Si Dieu fit l'homme à son image, Un Tel, que les méditations de la tranchée et les aventures guerrières ont transformé, rêve d'un dieu qui serait semblable à l'idée qu'il s'en fait, un dieu latin, compatissant aux faiblesses des hommes et qui bénirait l'amour et la joie, un dieu ami de la nature et qui permettrait qu'on l'estime dans tout ce qu'elle a de charmeur et de voluptueux.

LE NOËL BARBELÉ

C'est l'hiver. L'existence du soldat est féerique et douloureuse. En ligne, Un Tel brûle des racines et des sarments, car il est glacé, immobilisé par le froid, semblable à ces cadavres anonymes qu'enveloppe, sereine et silencieuse, la magie de décembre, l'âme du veilleur devient âpre et sauvage; elle ne parvient à s'adoucir qu'au repos, dans la cagna, en contemplant la danse étincelante du brasier. Au loin, les ruisseaux argentés et les pins vernis donnent au paysage le charme naïf et détaillé de ces peintures primitives hollandaises que peignirent de cordiaux aubergistes, fumeurs de pipes et buveurs de pintes. Mais Un Tel ne peut admirer les aspects de l'hiver; leur charme grave échappe forcément à ses yeux, la nature étant, avant tout, la complice du soldat, celle qu'on utilise ou ravage sans autre raison que d'obéir aux violentes nécessités de la guerre. Un Tel évoque les jours évanouis où il aima les bois, les nuages et les eaux pour leur seule beauté; il ne devinait pas alors qu'une tragédie se préparait, lointaine, menaçante, et qui marchait avec les armées, entre ciel et terre, dans la voix des clairons.
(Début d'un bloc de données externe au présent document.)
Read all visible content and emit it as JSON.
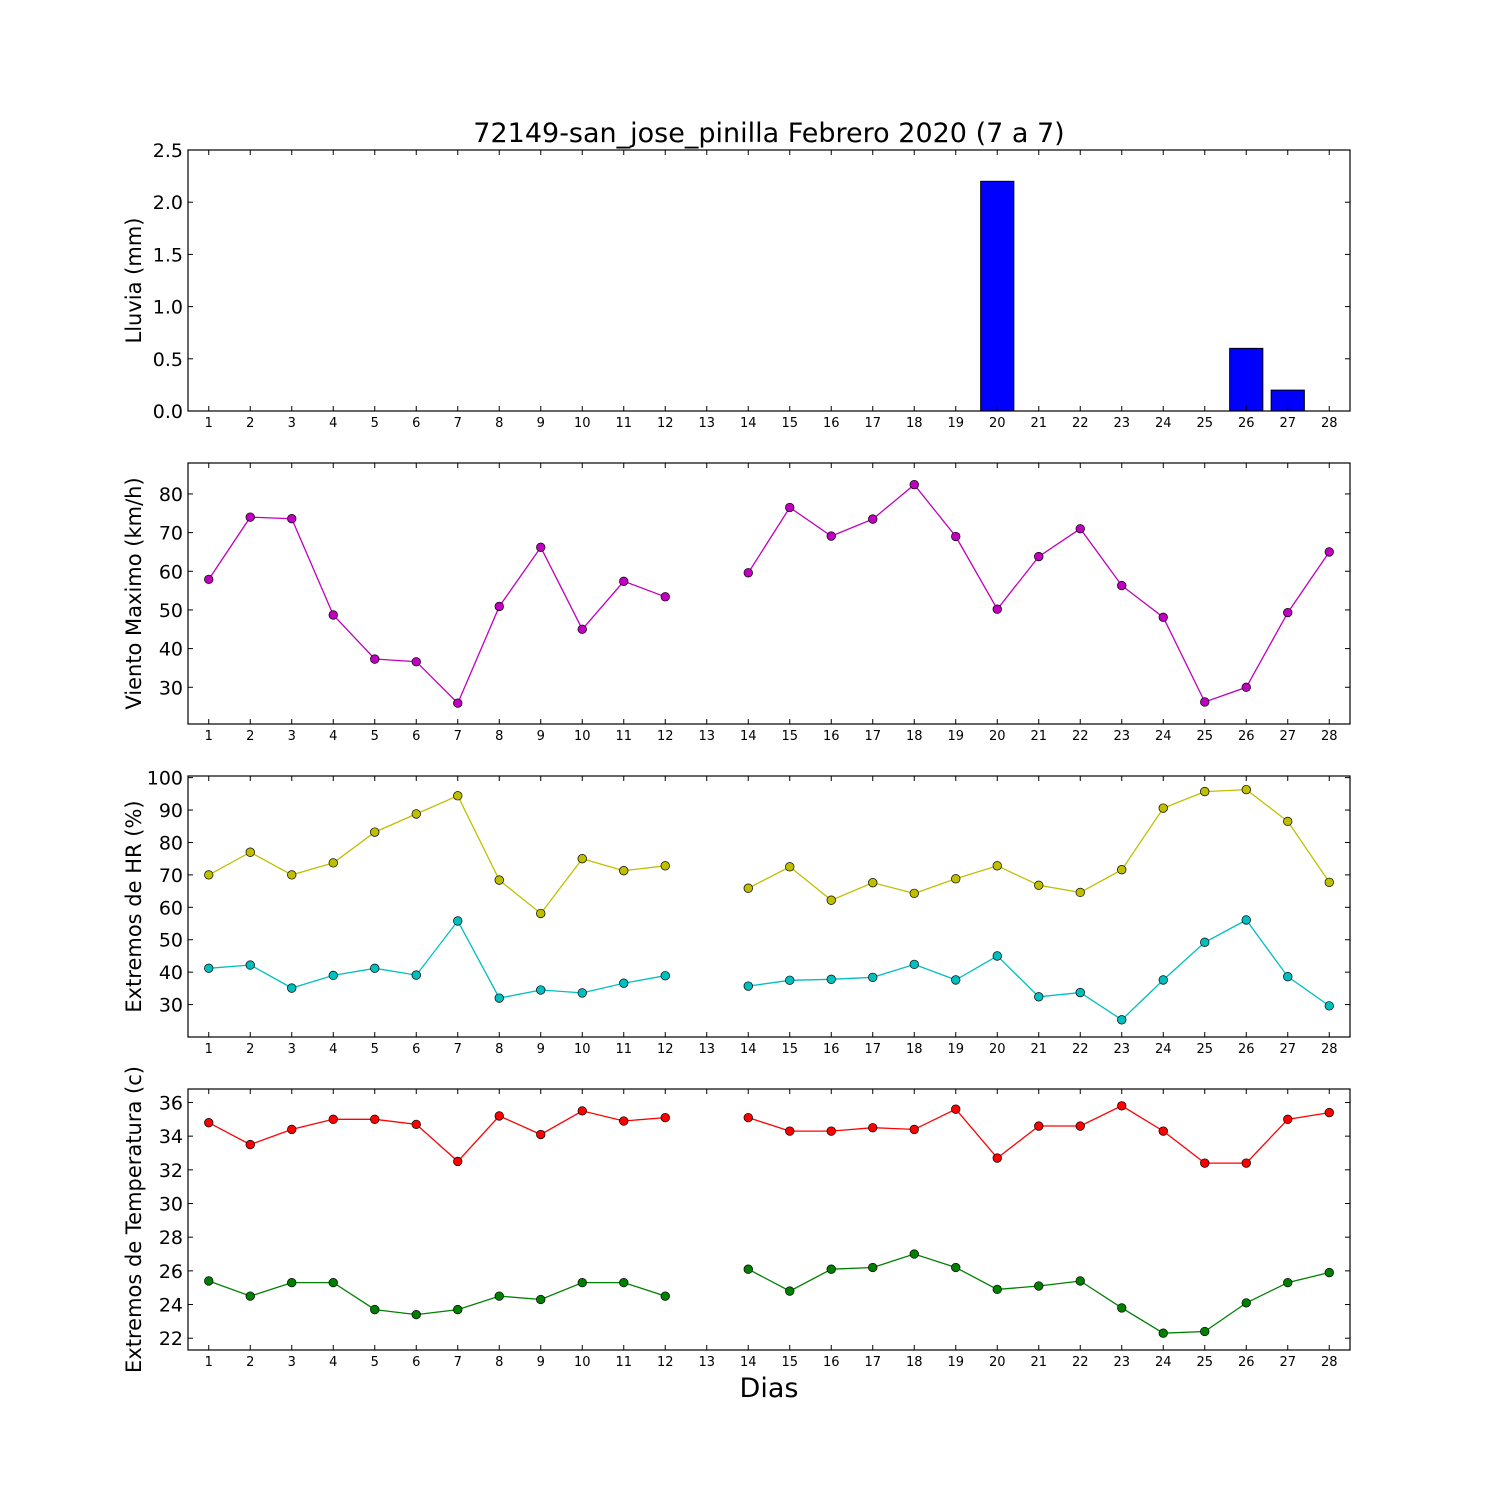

Le vent qui tourne en folle rafale cingle le sang. Voici venir l'effrayante nuit où les mille embûches de l'ombre vont se dresser autour des petits postes. La terre se désagrège. La sentinelle a de la terre sur les lèvres et dans les yeux. Les étoiles ont déserté le ciel. Dans la guitoune enfumée, l'escouade attend le retour de la corvée de soupe.
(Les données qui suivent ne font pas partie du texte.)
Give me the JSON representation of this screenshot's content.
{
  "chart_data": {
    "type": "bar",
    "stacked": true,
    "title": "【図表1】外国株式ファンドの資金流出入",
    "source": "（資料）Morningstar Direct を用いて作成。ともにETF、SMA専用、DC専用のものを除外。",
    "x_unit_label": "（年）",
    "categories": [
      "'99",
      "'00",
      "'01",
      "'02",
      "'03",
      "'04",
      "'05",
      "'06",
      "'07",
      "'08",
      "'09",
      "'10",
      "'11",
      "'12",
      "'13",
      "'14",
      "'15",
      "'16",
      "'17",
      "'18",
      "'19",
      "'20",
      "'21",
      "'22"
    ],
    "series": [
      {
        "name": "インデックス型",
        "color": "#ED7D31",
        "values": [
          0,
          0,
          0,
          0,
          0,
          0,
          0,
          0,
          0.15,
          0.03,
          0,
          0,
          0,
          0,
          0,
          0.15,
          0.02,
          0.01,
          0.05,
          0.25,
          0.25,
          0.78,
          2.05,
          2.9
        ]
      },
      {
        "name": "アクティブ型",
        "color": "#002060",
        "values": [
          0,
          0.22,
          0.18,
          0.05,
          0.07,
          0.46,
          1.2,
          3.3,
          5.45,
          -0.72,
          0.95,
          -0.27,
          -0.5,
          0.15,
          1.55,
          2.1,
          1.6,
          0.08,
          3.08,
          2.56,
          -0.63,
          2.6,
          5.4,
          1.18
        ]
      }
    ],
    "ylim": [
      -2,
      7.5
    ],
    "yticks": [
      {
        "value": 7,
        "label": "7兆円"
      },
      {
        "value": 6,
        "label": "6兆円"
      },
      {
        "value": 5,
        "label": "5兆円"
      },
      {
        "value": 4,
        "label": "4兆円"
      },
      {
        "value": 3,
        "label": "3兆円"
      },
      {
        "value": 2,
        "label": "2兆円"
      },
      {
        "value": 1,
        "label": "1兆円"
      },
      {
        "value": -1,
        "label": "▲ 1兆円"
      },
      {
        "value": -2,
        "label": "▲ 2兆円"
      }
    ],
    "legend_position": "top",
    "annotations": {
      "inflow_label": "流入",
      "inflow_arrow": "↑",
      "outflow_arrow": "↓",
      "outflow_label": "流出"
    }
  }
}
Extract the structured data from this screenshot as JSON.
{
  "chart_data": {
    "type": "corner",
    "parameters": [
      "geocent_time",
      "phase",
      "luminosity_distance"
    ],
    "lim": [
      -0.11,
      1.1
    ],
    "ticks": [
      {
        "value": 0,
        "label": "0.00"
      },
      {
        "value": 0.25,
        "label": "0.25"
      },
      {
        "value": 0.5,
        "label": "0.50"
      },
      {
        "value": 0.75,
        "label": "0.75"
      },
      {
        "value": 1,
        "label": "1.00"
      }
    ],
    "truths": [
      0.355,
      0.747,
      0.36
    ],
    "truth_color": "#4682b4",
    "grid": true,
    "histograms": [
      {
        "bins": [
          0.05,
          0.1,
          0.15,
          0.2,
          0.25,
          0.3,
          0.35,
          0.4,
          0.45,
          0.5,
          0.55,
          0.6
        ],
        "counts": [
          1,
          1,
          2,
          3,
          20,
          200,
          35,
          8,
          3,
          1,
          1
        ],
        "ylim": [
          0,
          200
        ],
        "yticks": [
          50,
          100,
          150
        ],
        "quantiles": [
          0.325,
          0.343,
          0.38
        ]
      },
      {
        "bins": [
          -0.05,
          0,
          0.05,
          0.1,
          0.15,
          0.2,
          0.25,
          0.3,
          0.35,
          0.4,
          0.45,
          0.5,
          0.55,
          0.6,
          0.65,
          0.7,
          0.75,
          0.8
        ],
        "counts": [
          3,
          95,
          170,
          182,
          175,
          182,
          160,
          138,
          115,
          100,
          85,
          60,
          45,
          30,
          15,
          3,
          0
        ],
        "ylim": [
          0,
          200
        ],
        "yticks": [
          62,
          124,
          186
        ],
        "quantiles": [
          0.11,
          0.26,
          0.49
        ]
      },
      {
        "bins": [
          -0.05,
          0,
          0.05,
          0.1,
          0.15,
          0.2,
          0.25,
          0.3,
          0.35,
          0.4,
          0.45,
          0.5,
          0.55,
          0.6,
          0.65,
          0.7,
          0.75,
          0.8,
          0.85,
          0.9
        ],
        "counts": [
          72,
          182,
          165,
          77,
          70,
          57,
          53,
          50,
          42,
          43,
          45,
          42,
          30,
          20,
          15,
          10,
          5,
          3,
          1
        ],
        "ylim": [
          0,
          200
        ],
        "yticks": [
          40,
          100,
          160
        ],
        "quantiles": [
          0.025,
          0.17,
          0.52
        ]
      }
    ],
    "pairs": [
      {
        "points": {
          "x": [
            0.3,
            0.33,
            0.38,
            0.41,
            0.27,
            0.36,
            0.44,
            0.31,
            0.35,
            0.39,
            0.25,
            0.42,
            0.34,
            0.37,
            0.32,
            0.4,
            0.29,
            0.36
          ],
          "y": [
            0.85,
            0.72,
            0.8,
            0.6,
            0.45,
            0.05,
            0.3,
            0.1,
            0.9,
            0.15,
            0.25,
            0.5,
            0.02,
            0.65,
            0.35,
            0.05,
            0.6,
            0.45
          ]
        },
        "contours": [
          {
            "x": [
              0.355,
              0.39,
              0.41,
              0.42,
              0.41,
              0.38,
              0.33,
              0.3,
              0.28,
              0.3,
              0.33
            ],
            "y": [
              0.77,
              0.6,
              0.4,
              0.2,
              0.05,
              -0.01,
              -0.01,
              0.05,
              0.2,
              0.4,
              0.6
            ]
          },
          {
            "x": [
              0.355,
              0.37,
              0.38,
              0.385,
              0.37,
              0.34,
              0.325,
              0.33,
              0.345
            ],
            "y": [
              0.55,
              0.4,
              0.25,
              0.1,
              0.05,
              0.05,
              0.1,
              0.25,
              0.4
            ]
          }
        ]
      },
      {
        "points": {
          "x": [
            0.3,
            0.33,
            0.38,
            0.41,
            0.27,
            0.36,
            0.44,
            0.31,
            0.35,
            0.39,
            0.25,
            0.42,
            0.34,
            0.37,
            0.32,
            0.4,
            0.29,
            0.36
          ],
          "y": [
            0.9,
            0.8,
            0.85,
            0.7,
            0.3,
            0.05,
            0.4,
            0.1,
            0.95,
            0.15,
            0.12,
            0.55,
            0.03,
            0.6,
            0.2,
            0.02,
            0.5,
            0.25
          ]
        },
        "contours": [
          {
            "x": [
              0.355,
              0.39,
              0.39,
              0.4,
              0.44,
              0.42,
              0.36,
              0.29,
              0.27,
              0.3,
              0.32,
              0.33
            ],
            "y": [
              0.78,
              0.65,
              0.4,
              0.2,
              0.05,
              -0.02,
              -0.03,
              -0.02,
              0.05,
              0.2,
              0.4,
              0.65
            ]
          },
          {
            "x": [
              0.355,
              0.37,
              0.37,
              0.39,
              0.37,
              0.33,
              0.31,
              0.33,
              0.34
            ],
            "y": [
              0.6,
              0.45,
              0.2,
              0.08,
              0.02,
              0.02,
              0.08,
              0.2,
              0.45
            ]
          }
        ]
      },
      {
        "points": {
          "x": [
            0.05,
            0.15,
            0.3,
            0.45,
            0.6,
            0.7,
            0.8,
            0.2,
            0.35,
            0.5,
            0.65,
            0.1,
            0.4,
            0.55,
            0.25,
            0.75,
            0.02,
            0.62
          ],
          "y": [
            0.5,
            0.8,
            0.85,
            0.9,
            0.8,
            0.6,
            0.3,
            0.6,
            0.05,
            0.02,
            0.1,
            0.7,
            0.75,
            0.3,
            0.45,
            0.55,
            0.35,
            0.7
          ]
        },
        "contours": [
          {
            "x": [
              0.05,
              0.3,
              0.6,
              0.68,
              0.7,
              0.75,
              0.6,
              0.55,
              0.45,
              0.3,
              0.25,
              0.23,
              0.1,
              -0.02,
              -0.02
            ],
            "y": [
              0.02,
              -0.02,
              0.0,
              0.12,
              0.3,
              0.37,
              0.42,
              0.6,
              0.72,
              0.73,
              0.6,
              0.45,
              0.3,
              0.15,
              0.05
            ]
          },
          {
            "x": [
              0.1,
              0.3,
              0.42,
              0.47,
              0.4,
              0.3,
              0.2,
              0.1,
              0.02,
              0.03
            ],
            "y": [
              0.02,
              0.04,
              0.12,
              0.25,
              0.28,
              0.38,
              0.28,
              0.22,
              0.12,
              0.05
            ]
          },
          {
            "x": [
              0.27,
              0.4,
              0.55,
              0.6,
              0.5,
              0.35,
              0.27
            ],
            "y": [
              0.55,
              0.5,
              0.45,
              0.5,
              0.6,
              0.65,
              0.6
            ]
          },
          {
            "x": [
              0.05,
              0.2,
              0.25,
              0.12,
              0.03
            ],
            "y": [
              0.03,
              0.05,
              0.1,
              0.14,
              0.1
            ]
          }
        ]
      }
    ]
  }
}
Pauvretés des bas-fonds où rôda Gorki, fraternelles douleurs des révolutions, regrets des illusions mortes, deuils, amertumes, impuissantes colères, toutes les misères du monde, qu'êtes-vous, comparées à la grande misère actuelle des peuples?

Les obus sifflent dans la nuit froide de Noël.
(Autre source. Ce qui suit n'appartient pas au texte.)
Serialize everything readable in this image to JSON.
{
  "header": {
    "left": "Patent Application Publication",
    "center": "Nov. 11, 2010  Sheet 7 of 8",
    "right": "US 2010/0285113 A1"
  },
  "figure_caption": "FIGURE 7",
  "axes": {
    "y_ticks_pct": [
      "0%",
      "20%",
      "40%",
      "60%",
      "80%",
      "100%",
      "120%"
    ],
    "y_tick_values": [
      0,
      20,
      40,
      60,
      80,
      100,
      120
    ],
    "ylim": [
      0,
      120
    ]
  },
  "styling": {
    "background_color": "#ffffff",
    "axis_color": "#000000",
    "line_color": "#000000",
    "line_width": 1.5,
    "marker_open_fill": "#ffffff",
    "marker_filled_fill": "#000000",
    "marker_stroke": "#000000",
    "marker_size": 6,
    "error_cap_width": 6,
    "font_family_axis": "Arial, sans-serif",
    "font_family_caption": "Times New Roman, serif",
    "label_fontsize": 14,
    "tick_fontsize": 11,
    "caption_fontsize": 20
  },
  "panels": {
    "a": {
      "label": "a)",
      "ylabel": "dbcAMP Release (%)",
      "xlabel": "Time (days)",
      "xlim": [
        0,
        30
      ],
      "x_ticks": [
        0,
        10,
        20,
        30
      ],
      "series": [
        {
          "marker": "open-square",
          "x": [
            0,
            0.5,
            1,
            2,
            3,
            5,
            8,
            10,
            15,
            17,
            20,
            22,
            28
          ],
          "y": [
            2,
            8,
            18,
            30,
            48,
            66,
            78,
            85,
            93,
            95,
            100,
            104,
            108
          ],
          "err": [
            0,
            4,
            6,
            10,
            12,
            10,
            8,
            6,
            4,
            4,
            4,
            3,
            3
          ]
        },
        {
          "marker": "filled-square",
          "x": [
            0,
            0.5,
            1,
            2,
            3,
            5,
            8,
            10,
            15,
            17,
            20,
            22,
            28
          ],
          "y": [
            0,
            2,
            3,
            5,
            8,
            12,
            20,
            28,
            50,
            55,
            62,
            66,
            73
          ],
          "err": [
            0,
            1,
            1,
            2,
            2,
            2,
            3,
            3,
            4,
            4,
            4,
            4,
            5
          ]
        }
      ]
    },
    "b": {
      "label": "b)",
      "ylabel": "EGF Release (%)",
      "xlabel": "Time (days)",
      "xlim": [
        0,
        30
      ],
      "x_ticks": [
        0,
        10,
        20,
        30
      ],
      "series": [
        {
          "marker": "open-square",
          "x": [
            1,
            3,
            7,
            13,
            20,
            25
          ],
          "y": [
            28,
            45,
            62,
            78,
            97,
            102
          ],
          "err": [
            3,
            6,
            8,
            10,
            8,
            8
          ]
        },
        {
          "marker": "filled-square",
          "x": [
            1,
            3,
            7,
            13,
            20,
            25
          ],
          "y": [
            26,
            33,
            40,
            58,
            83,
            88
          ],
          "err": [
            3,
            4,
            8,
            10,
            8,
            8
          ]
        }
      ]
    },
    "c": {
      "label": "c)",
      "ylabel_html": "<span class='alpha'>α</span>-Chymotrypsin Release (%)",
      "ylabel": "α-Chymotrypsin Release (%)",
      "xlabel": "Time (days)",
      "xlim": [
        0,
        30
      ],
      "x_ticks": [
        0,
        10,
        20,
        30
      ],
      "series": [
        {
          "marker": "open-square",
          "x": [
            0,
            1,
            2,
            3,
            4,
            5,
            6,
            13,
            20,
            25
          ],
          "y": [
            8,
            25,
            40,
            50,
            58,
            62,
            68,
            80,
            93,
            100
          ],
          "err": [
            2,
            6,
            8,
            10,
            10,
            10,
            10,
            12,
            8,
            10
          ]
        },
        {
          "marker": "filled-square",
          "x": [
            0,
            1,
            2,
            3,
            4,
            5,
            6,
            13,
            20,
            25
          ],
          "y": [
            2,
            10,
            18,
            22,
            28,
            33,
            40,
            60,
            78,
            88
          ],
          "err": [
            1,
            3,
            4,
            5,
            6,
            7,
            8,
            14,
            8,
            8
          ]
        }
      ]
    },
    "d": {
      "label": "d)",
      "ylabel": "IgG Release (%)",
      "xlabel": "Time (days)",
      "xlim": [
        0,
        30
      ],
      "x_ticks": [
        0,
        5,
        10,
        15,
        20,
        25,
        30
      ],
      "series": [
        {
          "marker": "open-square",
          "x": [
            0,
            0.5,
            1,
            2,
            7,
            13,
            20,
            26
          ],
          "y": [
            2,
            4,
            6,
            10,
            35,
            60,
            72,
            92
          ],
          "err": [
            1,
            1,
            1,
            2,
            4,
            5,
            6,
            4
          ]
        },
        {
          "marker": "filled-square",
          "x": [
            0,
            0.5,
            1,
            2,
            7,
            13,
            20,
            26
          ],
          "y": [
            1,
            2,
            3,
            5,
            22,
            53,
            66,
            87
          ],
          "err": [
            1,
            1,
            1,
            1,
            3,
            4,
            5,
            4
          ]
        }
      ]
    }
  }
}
Un Tel veille, fier de ne pas être mort au cours de cette année de combats farouches où il fallut, pied à pied, défendre la terre. Il songe aux compagnons abandonnés, la poitrine trouée, dans un champ anonyme, sous les pluies de feu.

Une année historique finit, qui ne verra pas, à son départ, les orgies de ses devancières. Elle est un être invisible et parfait qui pénètre dans les jardins éternels. Sa forme pure se dresse au ciel de l'histoire, architecture élevée avec des pleurs, du sang et des sentiments absolus.

Malgré les mécanismes formidables, les coalitions d'argent et toute la puissance destructrice des barbares, les peuples épris de liberté résistèrent.